MPF/RN atua para evitar fechamento de rodovias
O procurador da República Victor Manoel Mariz visitou na tarde dessa quarta-feira, 10 de setembro, os manifestantes do Movimento dos Trabalhadores Sem Terra (MST) que se encontram acampados nas proximidades da BR-406, em Ceará-Mirim. A visita teve o objetivo de iniciar um diálogo para se chegar a um resultado consensual quanto à não obstrução das rodovias do estado. “Quando chegamos ao local, os manifestantes já não estavam mais impedindo o tráfego pela rodovia. Conversamos com as lideranças do movimento para conhecer de perto a realidade e tratar da conciliação”, destacou Victor Mariz.

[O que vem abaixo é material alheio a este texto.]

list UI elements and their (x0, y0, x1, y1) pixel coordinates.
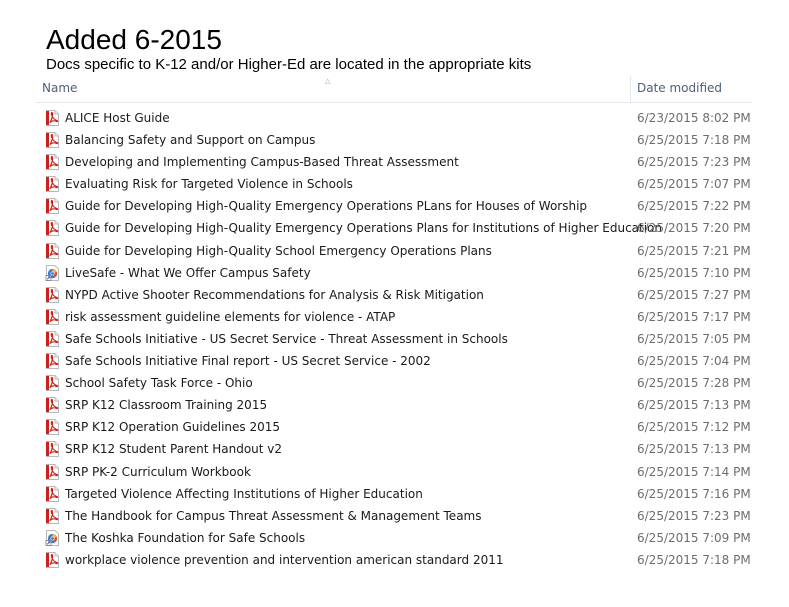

Recomendação - O Ministério Público Federal no Rio Grande do Norte (MPF/RN) chegou a enviar na tarde de ontem uma recomendação à Polícia Rodoviária Federal, ao Comando Geral da Polícia Militar e à Secretaria de Segurança Pública e Defesa Social para que os três órgãos utilizem as medidas necessárias a impedir a obstrução de rodovias do estado.
De acordo com informações prestadas pela Polícia Rodoviária Federal há sete pontos das rodovias federais que cortam o estado bloqueadas pelo Movimento dos Trabalhadores Sem Terra (MST), nas proximidades de Mossoró, João Câmara, Maxaranguape, Ceará-Mirim, Macaíba e Canguaretama.

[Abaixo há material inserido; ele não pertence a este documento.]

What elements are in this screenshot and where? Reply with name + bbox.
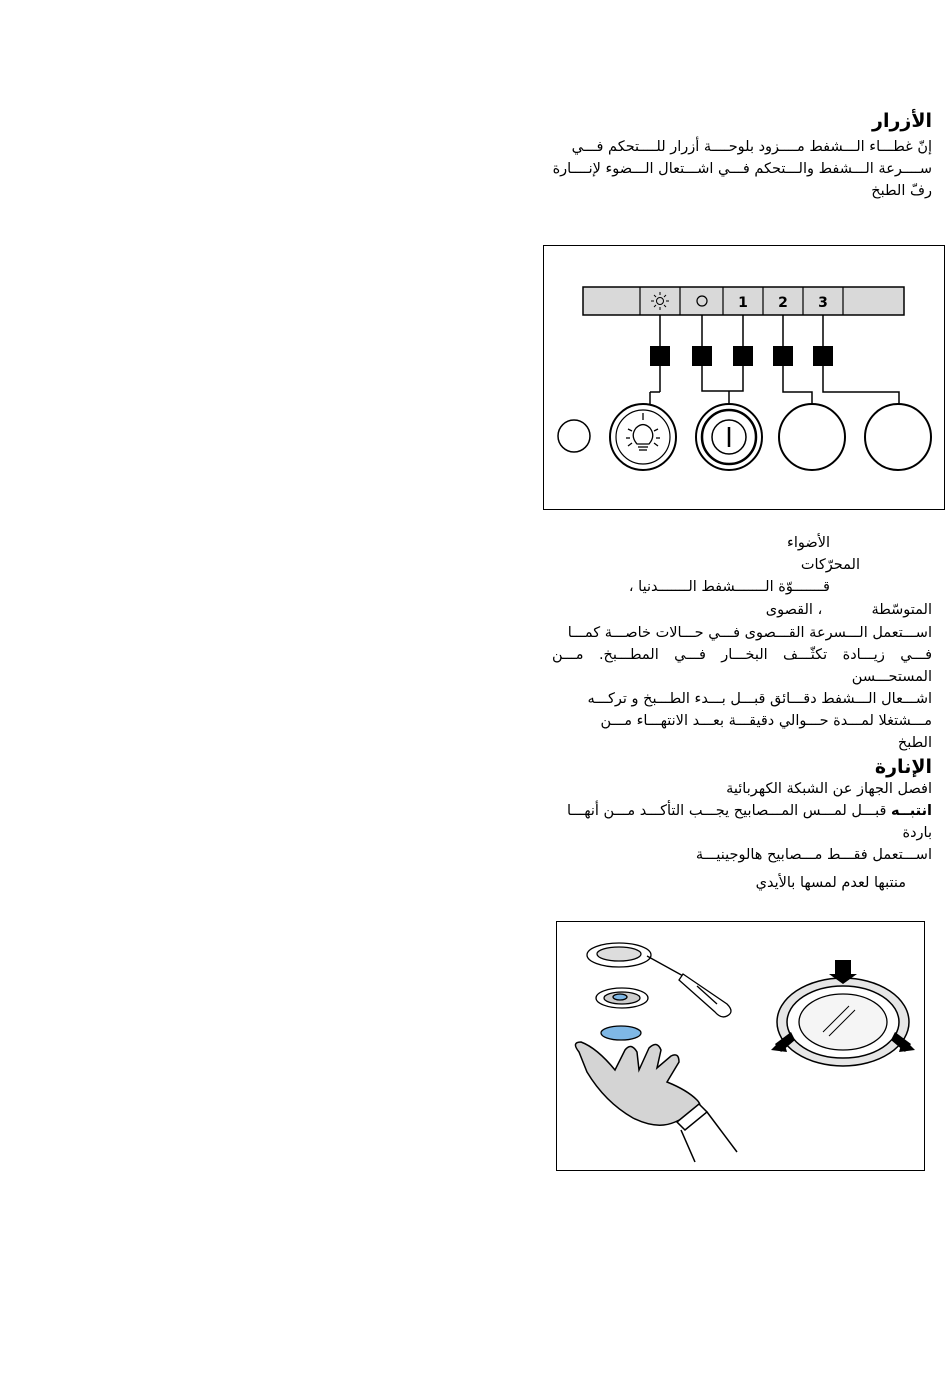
lamp-cover	[587, 943, 651, 967]
lamp-replacement-illustration	[557, 922, 924, 1170]
speed-label-3: 3	[818, 295, 828, 311]
lamp-replacement-figure	[556, 921, 925, 1171]
halogen-note: منتبها لعدم لمسها بالأيدي	[755, 875, 906, 891]
callout-squares	[650, 346, 833, 366]
usage-line: اشـــعال الـــشفط دقـــائق قبـــل بـــدء الطـــبخ و تركـــه	[587, 691, 932, 707]
speed-label-1: 1	[738, 295, 748, 311]
usage-line: الطبخ	[897, 735, 932, 751]
warning-label: انتبــه	[891, 803, 932, 819]
legend-speed-line-1: قـــــــوّة الـــــــشفط الـــــــدنيا ،	[628, 579, 830, 595]
controls-intro	[552, 136, 932, 202]
indicator-light	[558, 420, 590, 452]
lighting-heading: الإنارة	[874, 756, 932, 778]
lighting-text	[552, 778, 932, 866]
halogen-line: اســـتعمل فقـــط مـــصابيح هالوجينيـــة	[695, 847, 932, 863]
intro-line: ســــرعة الـــشفط والـــتحكم فـــي اشـــتعال الـــضوء لإنــــارة	[552, 161, 932, 177]
controls-heading: الأزرار	[872, 110, 932, 132]
warning-cont: باردة	[902, 825, 932, 841]
glass-lens	[601, 1026, 641, 1040]
legend-motors: المحرّكات	[800, 557, 860, 573]
warning-line	[552, 800, 932, 822]
control-panel-diagram	[544, 246, 944, 509]
motor-speed-3-button	[865, 404, 931, 470]
legend-max: ، القصوى	[765, 602, 823, 618]
gloved-hand-icon	[575, 1042, 737, 1162]
halogen-lamp-holder	[596, 988, 648, 1008]
intro-line: إنّ غطـــاء الـــشفط مــــزود بلوحــــة أزرار للــــتحكم فـــي	[571, 139, 932, 155]
legend-usage	[552, 622, 932, 754]
warning-text: قبـــل لمـــس المـــصابيح يجـــب التأكـــد مـــن أنهـــا	[567, 803, 887, 819]
disconnect-line: افصل الجهاز عن الشبكة الكهربائية	[726, 781, 932, 797]
legend-lights: الأضواء	[787, 535, 830, 551]
motor-speed-2-button	[779, 404, 845, 470]
speed-label-2: 2	[778, 295, 788, 311]
control-panel-figure	[543, 245, 945, 510]
screwdriver-icon	[647, 956, 731, 1017]
usage-line: مـــشتغلا لمـــدة حـــوالي دقيقـــة بعـــد الانتهـــاء مـــن	[600, 713, 932, 729]
light-button	[610, 404, 676, 470]
intro-line: رفّ الطبخ	[871, 183, 932, 199]
usage-line: اســـتعمل الـــسرعة القـــصوى فـــي حـــالات خاصـــة كمـــا	[567, 625, 932, 641]
legend-speed-line-2	[552, 599, 932, 621]
usage-line: فـــي زيـــادة تكثّـــف البخـــار فـــي المطـــبخ. مـــن المستحـــسن	[552, 647, 932, 685]
lamp-fixture	[777, 978, 909, 1066]
motor-speed-1-button	[696, 404, 762, 470]
legend-medium: المتوسّطة	[871, 602, 932, 618]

O próprio MST chegou a informar ao MPF/RN que a intenção do movimento era a de que a interdição perdurasse por vários dias, não havendo previsão de quando será cessada a mobilização. Para o procurador da República Victor Mariz, a conduta do MST tolhe o direito de ir e vir da população do Rio Grande do Norte e de todos aqueles que precisam trafegar pelos trechos obstruídos.

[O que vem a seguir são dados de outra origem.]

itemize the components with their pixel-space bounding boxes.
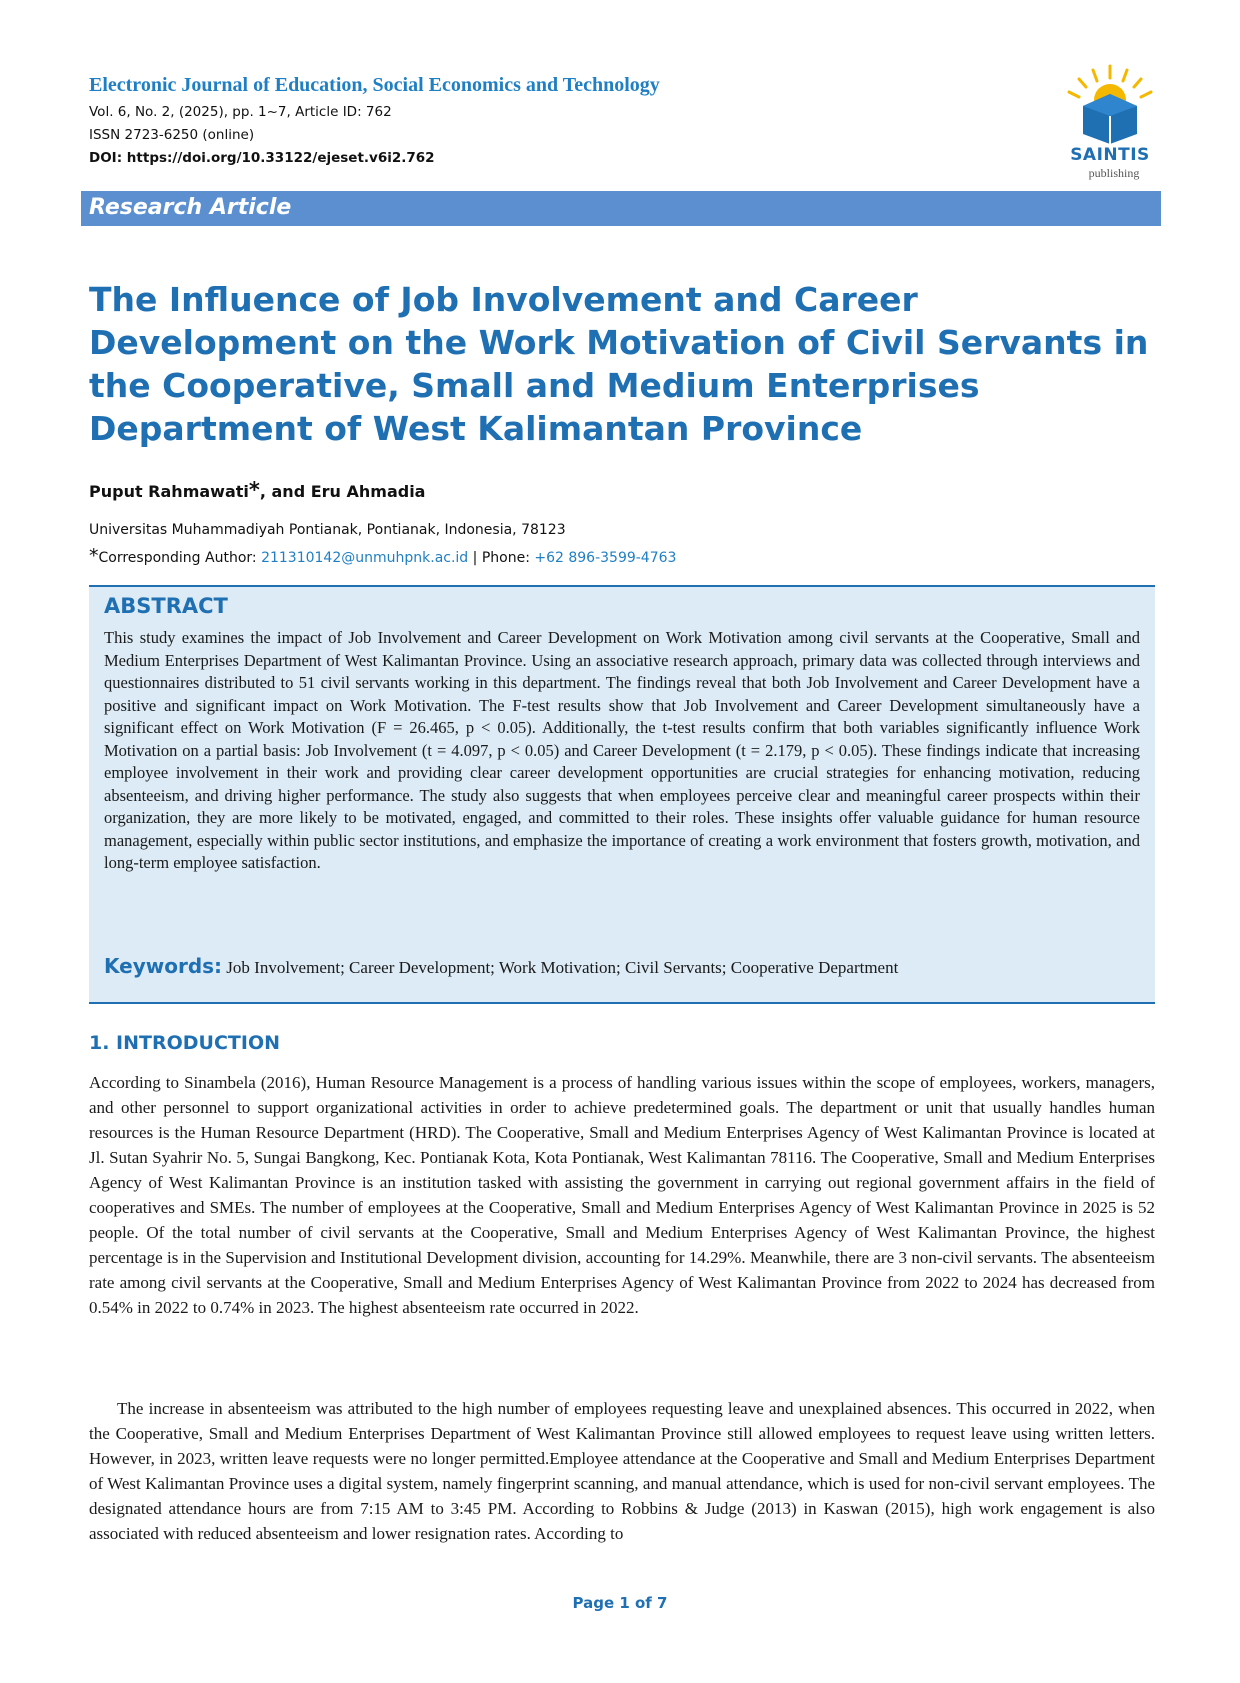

A recomendação destaca que a interdição prejudica diretamente o regular funcionamento de serviços essenciais, como saúde (através do tráfego de ambulâncias ou prestação de socorro) e segurança pública (viaturas policiais e corpo de bombeiros). “Fechar rodovias expõe a vida e a saúde de outrem a perigo direto e iminente, o que configura crime, previsto no Artigo 132 do Código Penal”, destaca o procurador da República.
Sobre o direito à manifestação, a recomendação esclarece que “o direito de reunião (art. 5º, XVI, CF) deve exercido pacificamente, sem armas e em locais abertos ao público, expressão que, seguramente, não abrange as rodovias, porque - apesar de serem bens públicos, na categoria de bens de uso comum do povo -, só podem ser utilizadas para a finalidade para a qual existem, isto é, o tráfego de veículos”.
Polícia Militar, Polícia Rodoviária Federal e Secretaria de Segurança Pública têm prazo de 10 dias para enviar ao MPF/RN informações e documentação que comprovem as medidas adotadas em relação à recomendação ou, se for o caso, que expliquem os motivos da não adoção das medidas recomendadas.